Back at the end of the last century, British DJs/producers seemed to rule the world.
Off the back of super clubbing and a renaissance for old skoolers such as Leftfield, the charts were littered with your Basement Jaxx, Morcheebas and Groove Armadas. Once subject to an argument between Elton John and Madonna about who discovered them first, during this golden period Andy Cato and Tom Findlay scored big hits with the likes of I See You Baby and Superstylin’ while discs of various colours arrived in the mail.
Having subsequently established the Lovebox Festival, they returned in 2010, engineering an unlikely critical comeback with Black Light and the accompanying remix project White Light. By then dubstep and grime had largely moved things on, but Edge Of The Horizon for the most part sounds like the pair have been in some sort of suspended animation for the last decade with, it has to be said, varying results.
One of Black Light’s revelatory features was its list of unlikely collaborators, which included Bryan Ferry, Will Young and Empire Of The Sun’s Nick Littlemore. Littlemore returns here for a turn on the opener Get Out On The Dancefloor, but the result is strangely neither groove nor rush, while his next outing on Tripwire has a thudding piano refrain but otherwise finds him similarly unable to spark his or anyone else’s mojo.

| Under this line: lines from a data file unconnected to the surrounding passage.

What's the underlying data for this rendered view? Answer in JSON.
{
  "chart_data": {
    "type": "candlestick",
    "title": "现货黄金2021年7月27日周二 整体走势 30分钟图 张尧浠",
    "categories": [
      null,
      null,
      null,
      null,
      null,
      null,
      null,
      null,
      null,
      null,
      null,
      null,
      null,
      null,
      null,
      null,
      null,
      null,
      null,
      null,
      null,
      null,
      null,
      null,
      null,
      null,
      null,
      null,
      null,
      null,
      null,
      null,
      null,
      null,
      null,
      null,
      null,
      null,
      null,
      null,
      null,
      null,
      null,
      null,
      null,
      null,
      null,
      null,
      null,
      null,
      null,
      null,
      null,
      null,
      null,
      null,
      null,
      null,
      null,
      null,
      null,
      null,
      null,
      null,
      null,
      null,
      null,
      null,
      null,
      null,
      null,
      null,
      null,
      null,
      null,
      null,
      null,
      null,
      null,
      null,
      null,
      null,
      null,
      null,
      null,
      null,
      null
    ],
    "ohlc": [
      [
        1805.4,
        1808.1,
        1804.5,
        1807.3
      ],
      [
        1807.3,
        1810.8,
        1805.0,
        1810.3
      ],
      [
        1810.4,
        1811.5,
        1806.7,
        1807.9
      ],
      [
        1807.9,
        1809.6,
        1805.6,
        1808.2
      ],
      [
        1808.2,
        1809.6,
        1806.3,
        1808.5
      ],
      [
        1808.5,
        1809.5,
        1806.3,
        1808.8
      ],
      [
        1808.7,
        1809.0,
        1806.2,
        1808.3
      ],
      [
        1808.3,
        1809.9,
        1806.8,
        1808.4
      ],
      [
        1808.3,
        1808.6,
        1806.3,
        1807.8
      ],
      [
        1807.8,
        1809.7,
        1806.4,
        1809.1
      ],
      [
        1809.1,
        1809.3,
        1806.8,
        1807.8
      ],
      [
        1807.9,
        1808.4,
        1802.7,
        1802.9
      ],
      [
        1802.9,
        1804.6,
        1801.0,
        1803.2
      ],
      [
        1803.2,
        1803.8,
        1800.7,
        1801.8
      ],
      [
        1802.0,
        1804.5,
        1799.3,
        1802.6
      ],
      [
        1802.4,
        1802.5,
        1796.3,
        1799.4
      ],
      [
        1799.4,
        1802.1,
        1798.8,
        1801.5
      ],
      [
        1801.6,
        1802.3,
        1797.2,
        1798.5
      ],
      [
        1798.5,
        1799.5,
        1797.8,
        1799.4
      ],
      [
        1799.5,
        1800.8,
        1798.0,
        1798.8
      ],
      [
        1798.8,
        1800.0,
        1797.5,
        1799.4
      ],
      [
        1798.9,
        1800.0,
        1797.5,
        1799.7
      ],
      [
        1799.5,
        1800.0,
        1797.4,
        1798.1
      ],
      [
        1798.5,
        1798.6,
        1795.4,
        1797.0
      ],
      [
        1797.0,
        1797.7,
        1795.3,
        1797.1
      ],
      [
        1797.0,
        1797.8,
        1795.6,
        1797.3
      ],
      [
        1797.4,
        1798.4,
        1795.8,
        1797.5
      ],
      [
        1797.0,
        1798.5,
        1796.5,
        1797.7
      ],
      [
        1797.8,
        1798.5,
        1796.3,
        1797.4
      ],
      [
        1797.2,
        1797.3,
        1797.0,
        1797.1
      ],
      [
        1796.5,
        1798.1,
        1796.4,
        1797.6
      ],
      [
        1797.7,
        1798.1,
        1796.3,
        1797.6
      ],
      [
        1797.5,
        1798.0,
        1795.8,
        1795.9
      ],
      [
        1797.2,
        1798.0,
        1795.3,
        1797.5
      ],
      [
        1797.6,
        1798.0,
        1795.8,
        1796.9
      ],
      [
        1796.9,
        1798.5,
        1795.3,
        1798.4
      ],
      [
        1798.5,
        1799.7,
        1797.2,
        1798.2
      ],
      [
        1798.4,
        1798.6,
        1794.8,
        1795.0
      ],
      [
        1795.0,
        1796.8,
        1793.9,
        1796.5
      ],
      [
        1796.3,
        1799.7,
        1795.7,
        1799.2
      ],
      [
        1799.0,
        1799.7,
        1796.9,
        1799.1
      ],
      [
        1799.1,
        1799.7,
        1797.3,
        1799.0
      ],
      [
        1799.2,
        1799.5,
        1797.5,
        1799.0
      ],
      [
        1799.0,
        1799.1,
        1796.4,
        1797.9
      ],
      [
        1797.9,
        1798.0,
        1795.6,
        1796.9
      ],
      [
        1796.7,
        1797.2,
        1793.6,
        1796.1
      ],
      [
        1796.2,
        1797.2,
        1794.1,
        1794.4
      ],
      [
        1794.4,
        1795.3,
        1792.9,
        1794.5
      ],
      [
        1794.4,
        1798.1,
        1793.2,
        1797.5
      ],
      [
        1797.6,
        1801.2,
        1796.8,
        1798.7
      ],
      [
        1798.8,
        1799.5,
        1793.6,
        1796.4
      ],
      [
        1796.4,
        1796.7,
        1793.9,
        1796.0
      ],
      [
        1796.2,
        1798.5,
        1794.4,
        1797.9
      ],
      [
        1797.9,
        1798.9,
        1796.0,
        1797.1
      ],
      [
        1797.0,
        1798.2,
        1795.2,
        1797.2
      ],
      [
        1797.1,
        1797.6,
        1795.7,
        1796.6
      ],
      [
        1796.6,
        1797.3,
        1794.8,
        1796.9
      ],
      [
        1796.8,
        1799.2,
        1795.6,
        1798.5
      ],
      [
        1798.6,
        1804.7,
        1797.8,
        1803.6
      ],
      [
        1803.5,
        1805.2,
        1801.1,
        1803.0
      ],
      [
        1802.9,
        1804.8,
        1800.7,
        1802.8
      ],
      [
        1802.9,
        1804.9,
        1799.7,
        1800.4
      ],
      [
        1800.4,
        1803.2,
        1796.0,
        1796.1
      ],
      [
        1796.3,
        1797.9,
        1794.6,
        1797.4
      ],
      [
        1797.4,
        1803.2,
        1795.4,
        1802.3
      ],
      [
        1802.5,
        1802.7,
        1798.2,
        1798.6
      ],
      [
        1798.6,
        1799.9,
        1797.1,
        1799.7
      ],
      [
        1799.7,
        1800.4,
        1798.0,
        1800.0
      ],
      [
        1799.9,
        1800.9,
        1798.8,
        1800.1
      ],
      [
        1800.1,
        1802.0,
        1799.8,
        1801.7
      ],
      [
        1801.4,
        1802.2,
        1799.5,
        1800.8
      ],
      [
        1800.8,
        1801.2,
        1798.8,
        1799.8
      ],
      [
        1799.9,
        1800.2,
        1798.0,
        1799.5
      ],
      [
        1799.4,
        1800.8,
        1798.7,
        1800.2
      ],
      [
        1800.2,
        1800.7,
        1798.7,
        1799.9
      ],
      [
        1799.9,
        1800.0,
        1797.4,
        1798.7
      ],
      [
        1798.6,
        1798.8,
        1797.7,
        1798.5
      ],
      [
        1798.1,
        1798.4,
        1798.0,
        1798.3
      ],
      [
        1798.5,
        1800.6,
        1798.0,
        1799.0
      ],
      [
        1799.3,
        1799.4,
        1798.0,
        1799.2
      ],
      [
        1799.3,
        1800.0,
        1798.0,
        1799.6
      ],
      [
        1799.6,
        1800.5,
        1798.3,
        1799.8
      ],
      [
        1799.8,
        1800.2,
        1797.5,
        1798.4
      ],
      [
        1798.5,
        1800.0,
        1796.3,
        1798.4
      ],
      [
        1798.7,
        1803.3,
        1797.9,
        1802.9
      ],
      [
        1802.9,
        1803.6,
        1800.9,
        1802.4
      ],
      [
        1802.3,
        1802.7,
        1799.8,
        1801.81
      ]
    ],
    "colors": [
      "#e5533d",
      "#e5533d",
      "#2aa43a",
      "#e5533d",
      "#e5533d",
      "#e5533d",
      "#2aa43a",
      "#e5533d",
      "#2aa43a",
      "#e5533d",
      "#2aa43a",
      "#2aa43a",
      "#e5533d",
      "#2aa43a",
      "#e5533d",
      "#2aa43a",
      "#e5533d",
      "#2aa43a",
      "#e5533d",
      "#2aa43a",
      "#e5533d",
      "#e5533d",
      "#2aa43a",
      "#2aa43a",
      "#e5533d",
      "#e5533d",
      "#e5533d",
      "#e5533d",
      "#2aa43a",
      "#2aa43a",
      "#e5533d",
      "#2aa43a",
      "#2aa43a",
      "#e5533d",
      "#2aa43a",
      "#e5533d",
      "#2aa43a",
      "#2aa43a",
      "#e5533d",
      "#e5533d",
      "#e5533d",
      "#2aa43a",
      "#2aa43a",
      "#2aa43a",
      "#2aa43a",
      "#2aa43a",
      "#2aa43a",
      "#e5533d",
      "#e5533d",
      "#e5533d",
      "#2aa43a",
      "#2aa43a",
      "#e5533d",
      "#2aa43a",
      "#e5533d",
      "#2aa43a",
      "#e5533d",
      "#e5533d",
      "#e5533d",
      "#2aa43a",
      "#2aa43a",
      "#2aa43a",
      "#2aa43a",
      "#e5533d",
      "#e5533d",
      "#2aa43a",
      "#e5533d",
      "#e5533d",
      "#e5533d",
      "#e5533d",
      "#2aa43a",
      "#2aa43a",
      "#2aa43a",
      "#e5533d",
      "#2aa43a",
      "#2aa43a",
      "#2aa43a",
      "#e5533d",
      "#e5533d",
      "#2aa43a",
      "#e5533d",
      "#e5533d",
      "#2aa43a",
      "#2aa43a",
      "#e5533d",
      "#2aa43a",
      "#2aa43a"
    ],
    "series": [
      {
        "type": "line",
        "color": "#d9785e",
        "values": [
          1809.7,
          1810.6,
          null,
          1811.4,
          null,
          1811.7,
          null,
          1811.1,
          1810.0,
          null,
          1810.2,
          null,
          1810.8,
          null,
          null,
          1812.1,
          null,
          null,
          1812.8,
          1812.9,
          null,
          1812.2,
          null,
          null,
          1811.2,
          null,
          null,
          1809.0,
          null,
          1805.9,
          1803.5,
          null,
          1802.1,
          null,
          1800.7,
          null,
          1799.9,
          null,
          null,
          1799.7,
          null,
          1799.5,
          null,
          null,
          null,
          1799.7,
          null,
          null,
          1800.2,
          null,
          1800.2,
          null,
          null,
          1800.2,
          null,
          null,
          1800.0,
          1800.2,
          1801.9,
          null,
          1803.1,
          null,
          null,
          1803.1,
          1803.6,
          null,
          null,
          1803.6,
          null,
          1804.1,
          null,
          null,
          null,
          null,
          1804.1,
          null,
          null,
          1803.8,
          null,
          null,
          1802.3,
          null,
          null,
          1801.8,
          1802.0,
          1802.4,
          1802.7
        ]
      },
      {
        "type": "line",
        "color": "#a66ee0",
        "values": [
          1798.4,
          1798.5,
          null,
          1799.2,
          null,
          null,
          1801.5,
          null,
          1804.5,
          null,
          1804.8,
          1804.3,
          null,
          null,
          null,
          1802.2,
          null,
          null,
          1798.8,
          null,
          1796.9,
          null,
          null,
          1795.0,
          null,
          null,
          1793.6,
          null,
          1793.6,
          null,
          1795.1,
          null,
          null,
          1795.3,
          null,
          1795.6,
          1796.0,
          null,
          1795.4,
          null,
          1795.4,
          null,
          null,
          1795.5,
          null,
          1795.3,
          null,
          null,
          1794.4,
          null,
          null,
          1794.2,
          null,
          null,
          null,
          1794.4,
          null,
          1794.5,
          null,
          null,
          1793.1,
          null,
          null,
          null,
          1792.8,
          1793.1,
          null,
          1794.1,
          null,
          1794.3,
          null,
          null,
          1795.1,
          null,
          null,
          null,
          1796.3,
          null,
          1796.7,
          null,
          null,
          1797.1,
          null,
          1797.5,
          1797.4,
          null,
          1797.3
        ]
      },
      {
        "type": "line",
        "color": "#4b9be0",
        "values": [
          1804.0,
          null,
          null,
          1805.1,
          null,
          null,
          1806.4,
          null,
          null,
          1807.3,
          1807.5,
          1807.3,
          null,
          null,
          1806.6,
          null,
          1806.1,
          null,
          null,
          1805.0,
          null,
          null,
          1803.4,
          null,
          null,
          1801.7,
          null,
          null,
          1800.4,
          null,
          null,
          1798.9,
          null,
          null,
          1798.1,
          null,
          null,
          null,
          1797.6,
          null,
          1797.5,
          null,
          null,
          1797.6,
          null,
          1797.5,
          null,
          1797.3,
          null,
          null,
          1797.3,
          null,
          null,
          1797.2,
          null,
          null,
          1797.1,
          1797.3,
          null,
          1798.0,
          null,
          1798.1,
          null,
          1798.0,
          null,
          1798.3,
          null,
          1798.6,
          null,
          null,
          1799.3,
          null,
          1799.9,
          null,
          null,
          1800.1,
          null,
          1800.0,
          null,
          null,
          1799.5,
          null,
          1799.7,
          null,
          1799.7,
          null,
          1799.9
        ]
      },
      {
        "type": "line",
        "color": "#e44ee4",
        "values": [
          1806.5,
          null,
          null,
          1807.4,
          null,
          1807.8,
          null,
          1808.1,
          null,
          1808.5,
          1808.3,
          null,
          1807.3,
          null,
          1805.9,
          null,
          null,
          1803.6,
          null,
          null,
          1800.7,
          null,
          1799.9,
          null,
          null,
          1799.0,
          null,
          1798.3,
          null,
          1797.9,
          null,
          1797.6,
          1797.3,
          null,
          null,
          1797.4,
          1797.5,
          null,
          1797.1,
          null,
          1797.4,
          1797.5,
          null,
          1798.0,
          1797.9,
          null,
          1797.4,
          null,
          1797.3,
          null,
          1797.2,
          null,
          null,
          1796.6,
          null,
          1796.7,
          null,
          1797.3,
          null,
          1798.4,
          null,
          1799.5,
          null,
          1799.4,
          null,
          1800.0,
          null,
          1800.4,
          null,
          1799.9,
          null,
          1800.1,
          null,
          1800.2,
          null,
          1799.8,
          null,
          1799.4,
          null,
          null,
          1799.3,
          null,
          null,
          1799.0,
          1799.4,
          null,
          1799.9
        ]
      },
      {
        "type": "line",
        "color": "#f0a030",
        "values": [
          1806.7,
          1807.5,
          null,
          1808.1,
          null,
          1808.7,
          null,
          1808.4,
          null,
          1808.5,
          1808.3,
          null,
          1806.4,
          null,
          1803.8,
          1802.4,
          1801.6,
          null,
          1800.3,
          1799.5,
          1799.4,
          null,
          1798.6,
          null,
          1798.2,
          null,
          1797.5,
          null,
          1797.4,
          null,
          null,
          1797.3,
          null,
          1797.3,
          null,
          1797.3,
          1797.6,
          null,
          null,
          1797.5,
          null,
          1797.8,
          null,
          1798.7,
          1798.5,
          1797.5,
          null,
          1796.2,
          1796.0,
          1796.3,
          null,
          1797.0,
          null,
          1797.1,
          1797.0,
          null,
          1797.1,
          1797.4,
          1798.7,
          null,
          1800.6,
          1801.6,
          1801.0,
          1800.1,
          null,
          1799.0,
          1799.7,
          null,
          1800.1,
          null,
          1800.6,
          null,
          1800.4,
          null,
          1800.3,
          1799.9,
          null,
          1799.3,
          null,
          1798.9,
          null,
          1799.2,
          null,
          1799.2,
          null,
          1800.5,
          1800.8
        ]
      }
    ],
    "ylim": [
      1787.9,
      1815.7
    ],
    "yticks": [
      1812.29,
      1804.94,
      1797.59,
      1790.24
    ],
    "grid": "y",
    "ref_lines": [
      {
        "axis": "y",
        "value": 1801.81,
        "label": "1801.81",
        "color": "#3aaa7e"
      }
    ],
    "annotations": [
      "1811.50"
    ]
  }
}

It’s a pedestrian start, but given GA’s audience has probably mellowed considerably with them, maybe not an unreasonable one. It’s easy to forget however that the pair were just as renowned for their sublime knack of taking things downtempo (hear: the gorgeous At The River) so it’s no surprise when the twilight R&B of We’re Free offers up an audio foot rub, while She Keeps Bees adds an unrequited something to the dreamy title-track.
Is background music for the weekly pub replacement Zoom what we should expect now then? Well, What Cha Gonna Do With Your Love duds out awkwardly, but like any good well-paced set, things gently start to warm up as we go on. As the Christmas Tree lights kick in, Lover 4 Now may have pinched its spiralling keyboard loop from Clio’s ace 80’s Italo-disco track Faces, but it struts and bounces like a puppy, while Talk Talk mines the ever-popular eighties’ tropes with just a hint of primitive early techno thrown in.
Even then, something’s missing. It’s questionable whether fans old or new will have the patience to wait until right to the end for a real banger to drop, but with Paris Brightledge adding enough diva to the serious house closer Dance Our Hurt Away, the big room switch is finally located, just in time.
Ten years is practically a lifetime away from the spotlight. Groove Armada have rediscovered a fair amount of the old magic on Edge Of The Horizon, taking us fast and slow, but the point is that however you dress it up, it’s still the old magic.